|Posted by Stephen Newton on August 16, 2016 at 3:50 AM|
The applicants challenged the Planning Inspectorate’s decision. The basis of the challenge is: The Inspector has erred in law - he has said that a planning obligation for financial contributions is required and in fact the Council said it was not.
Until this matter is resolved the enforcement notice (To vacate) does not come into effect and hence the 9 month time scale for compliance has not commenced.
The permission hearing was scheduled for 14 July 2016 in the High Court. (We appologise for the late notice on this. There was a disconnect in communications)
For information on process:
The decision on permission can be handed down at the hearing itself.
However it is much more likely is that this is handed down separately, following detailed consideration by the Court. The process of drafting a Judgment normally takes 1-4 weeks.
However; The Planning Inspectorate has accepted that the Inspector erred in law and that he has reached the unsupportable conclusion that a unilateral undertaking was required where that was not advanced. The Government Legal Service are therefore proposing to concede the appeal, and agree a form of Order by which the decision is remitted to an Inspector for re-hearing.

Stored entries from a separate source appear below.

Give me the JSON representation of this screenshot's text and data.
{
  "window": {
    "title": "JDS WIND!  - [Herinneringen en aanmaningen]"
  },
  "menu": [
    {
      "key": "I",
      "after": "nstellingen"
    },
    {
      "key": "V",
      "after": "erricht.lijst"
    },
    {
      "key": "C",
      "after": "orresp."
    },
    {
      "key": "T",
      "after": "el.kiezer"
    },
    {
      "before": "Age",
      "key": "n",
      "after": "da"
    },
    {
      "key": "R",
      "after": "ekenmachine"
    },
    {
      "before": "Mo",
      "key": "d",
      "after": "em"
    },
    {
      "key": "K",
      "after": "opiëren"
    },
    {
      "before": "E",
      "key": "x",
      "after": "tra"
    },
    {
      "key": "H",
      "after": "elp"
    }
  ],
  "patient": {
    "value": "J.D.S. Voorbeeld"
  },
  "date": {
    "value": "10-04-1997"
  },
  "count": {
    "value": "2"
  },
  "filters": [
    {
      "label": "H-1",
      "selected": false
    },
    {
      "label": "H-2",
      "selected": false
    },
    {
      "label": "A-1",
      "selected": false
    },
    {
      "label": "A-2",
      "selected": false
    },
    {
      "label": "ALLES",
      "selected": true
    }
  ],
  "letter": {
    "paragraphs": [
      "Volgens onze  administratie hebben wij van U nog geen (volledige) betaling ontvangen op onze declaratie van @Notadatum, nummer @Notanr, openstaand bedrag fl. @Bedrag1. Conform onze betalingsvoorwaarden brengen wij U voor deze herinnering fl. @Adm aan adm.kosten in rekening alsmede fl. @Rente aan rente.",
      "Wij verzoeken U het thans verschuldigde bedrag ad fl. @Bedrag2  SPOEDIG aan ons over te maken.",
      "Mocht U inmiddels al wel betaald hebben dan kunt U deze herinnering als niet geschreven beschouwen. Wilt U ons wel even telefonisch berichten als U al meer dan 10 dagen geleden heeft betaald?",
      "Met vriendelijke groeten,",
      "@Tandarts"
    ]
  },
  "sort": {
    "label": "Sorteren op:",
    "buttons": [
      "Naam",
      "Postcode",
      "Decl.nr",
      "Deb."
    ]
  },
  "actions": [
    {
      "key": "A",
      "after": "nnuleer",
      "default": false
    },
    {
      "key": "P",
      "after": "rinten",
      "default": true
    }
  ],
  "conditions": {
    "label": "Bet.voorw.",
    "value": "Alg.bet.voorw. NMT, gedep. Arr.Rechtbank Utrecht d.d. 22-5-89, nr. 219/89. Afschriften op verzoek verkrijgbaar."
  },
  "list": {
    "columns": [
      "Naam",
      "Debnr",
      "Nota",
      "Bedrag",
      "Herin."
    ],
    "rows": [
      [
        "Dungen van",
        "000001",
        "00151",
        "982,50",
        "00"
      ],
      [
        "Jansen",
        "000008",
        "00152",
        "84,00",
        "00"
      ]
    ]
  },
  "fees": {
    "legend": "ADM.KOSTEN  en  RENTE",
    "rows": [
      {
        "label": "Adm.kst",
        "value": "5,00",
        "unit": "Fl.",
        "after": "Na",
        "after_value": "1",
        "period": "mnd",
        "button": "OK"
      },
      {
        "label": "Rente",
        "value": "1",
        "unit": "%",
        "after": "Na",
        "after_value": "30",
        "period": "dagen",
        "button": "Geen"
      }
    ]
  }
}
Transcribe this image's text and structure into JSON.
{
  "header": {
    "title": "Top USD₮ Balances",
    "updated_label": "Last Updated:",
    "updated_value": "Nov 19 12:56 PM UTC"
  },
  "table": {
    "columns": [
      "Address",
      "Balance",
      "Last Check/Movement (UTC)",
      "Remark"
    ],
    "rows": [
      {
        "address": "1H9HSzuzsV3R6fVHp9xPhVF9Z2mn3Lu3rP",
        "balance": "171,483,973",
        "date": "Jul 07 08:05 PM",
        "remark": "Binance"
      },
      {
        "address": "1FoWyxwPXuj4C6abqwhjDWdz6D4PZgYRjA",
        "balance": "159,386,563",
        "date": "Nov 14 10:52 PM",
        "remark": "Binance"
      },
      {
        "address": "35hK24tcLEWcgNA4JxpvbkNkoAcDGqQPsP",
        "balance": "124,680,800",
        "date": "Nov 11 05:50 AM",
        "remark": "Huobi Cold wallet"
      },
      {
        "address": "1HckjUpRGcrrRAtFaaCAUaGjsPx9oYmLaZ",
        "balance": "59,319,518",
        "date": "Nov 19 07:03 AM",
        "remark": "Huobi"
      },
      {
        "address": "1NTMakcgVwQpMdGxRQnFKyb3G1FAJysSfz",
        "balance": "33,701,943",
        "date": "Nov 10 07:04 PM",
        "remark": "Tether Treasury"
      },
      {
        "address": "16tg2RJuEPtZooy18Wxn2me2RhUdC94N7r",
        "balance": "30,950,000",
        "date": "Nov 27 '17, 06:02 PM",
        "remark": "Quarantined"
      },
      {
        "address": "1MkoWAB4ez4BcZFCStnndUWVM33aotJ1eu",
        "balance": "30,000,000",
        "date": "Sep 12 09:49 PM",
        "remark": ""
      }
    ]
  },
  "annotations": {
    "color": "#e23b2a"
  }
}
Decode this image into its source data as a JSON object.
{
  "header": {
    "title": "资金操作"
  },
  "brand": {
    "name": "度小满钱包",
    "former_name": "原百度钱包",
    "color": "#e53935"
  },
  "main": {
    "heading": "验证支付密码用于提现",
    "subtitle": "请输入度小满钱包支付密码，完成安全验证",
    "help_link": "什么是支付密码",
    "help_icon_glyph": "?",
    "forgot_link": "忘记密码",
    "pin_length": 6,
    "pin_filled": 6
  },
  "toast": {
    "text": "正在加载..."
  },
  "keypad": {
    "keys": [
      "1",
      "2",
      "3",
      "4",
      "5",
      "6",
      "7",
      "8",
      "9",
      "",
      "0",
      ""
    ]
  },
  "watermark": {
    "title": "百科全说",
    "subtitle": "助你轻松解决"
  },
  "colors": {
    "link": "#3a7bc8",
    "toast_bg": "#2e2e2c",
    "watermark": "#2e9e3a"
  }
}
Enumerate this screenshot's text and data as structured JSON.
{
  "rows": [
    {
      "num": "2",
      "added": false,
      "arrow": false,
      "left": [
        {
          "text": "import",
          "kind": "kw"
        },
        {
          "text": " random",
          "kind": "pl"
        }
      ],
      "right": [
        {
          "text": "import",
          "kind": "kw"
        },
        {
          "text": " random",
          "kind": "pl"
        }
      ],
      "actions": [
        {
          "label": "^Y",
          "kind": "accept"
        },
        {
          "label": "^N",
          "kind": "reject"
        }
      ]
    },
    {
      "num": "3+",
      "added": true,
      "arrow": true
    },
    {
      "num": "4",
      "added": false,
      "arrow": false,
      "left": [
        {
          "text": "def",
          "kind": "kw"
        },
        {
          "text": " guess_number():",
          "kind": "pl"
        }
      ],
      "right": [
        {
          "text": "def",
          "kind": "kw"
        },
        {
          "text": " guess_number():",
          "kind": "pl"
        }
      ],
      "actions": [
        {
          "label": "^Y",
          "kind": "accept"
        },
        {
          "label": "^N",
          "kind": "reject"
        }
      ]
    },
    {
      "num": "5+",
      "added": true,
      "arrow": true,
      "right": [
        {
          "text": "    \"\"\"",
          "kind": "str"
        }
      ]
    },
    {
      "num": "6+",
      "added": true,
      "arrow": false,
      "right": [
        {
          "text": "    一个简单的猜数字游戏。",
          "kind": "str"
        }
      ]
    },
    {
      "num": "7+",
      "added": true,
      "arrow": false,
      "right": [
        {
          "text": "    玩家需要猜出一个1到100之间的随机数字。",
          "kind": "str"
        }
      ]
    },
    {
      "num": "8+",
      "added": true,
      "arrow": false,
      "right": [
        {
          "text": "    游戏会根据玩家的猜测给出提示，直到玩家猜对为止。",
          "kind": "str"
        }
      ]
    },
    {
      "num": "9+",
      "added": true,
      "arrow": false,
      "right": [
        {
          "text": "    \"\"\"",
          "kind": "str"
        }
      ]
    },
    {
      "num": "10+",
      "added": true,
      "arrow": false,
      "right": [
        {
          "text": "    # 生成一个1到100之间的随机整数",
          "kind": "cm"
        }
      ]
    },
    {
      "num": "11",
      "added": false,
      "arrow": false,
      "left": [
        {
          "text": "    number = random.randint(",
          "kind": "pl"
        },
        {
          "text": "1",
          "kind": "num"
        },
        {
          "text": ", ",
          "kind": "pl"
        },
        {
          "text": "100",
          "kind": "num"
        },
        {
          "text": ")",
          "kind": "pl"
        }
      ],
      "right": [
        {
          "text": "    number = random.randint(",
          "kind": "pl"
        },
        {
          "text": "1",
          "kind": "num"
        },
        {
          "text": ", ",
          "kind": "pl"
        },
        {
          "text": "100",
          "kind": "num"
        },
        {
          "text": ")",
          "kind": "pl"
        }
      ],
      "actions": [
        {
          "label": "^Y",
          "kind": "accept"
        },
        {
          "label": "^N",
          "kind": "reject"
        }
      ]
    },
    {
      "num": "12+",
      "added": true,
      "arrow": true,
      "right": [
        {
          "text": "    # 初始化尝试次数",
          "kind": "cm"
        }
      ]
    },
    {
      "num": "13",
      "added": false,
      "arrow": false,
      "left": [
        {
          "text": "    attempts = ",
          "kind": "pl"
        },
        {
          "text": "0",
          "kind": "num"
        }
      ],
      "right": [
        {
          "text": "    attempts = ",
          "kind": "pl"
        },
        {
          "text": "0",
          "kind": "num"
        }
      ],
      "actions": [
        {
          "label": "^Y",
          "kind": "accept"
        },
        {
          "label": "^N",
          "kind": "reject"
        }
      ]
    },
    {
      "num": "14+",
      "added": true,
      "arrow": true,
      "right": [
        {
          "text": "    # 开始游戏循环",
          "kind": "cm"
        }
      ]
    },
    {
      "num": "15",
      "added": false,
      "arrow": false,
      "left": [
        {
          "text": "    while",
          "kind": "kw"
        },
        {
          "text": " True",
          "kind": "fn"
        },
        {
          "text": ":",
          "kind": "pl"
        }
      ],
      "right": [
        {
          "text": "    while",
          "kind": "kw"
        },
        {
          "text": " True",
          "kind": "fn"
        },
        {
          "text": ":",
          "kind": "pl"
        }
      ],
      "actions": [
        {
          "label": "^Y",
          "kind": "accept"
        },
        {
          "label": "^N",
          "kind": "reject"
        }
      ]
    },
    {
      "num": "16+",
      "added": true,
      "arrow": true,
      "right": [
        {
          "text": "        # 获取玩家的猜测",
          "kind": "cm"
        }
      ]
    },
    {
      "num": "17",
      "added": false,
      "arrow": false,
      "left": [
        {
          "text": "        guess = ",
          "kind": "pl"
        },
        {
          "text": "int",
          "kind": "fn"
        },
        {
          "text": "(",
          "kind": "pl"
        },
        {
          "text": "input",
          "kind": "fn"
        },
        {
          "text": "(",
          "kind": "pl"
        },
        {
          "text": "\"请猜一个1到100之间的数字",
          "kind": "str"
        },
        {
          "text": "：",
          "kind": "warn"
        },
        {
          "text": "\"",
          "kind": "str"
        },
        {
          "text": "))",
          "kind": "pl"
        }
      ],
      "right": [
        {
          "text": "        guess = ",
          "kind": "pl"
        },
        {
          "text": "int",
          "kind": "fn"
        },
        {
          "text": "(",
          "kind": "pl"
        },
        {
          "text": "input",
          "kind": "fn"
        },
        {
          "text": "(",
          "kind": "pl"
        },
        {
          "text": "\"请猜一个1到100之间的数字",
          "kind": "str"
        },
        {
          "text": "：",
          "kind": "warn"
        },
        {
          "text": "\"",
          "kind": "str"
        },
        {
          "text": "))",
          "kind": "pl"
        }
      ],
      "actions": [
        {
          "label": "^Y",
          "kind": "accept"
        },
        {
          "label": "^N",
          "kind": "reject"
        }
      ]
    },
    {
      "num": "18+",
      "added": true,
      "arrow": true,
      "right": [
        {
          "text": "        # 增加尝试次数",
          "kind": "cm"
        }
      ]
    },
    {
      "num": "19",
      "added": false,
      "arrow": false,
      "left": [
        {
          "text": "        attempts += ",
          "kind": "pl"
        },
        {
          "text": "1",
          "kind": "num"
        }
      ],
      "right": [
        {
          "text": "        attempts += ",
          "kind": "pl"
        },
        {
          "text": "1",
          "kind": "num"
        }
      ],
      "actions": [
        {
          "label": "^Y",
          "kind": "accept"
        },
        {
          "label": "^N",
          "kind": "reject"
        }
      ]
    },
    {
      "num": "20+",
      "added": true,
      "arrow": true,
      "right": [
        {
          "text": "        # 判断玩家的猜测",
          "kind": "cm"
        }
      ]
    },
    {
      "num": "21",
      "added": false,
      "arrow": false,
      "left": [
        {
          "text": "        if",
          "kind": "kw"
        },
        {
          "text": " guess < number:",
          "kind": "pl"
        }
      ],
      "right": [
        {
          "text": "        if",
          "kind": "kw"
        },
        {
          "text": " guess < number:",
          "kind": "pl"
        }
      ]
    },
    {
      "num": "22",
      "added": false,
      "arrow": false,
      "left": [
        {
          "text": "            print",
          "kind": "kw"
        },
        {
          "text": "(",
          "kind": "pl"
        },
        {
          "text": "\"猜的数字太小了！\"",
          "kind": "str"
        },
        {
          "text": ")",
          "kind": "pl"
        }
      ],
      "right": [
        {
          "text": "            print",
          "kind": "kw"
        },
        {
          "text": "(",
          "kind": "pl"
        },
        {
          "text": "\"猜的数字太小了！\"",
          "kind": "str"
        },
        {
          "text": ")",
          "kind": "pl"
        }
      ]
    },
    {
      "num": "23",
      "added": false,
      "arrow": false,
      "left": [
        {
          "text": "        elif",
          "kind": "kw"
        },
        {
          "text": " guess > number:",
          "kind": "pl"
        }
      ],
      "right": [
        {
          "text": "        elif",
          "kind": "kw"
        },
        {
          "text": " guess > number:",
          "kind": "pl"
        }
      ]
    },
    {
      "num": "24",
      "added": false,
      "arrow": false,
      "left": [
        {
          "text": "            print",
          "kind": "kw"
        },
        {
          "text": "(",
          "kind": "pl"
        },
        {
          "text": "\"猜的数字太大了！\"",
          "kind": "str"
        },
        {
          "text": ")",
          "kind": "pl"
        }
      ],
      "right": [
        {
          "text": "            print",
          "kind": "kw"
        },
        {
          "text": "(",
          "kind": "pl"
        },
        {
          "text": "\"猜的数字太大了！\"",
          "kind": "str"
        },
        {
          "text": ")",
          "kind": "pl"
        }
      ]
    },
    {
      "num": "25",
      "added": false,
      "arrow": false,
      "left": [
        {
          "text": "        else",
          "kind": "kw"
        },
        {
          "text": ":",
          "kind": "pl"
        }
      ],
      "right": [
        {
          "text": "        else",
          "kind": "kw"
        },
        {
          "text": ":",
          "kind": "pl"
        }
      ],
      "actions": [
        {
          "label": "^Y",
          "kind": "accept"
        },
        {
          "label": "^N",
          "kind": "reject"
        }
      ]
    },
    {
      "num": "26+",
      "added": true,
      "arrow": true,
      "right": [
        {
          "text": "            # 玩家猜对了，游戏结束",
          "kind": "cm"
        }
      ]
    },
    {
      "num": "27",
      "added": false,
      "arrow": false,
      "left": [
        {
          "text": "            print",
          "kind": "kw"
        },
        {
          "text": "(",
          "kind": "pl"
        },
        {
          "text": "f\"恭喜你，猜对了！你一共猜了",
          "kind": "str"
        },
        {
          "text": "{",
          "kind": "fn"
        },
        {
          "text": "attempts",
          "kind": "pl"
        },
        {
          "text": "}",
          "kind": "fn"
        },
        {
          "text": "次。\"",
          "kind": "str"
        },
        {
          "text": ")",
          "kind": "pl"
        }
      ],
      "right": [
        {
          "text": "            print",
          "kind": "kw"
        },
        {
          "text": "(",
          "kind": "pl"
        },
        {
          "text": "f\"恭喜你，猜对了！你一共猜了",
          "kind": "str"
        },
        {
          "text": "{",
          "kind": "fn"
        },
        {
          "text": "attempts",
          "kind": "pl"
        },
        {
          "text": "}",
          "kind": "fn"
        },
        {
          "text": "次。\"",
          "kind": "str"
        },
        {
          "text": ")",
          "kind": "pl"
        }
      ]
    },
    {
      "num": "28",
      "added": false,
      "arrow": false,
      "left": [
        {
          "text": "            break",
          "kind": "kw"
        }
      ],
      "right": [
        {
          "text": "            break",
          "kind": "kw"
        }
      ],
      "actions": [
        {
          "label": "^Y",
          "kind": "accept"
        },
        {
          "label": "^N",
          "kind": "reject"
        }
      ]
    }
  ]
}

It therefore seems that the way forward will be that the appeal decision is invalid and there will be a further appeal hearing. The enforcement notice continues to be held in abeyance.
The good news is that the injunction is still in force so they cannot bring any further caravans onto the land.
It does take a long time to resolve these issues so please be prepared for the unauthorised use to continue for some time.
It’s not great but we are completely reassured that WBC officers are doing all they can.
They are as frustrated about this situation as we are.
Thank you to Mark Ashwell for this update. Note: I have edited the response - without changing the facts or message.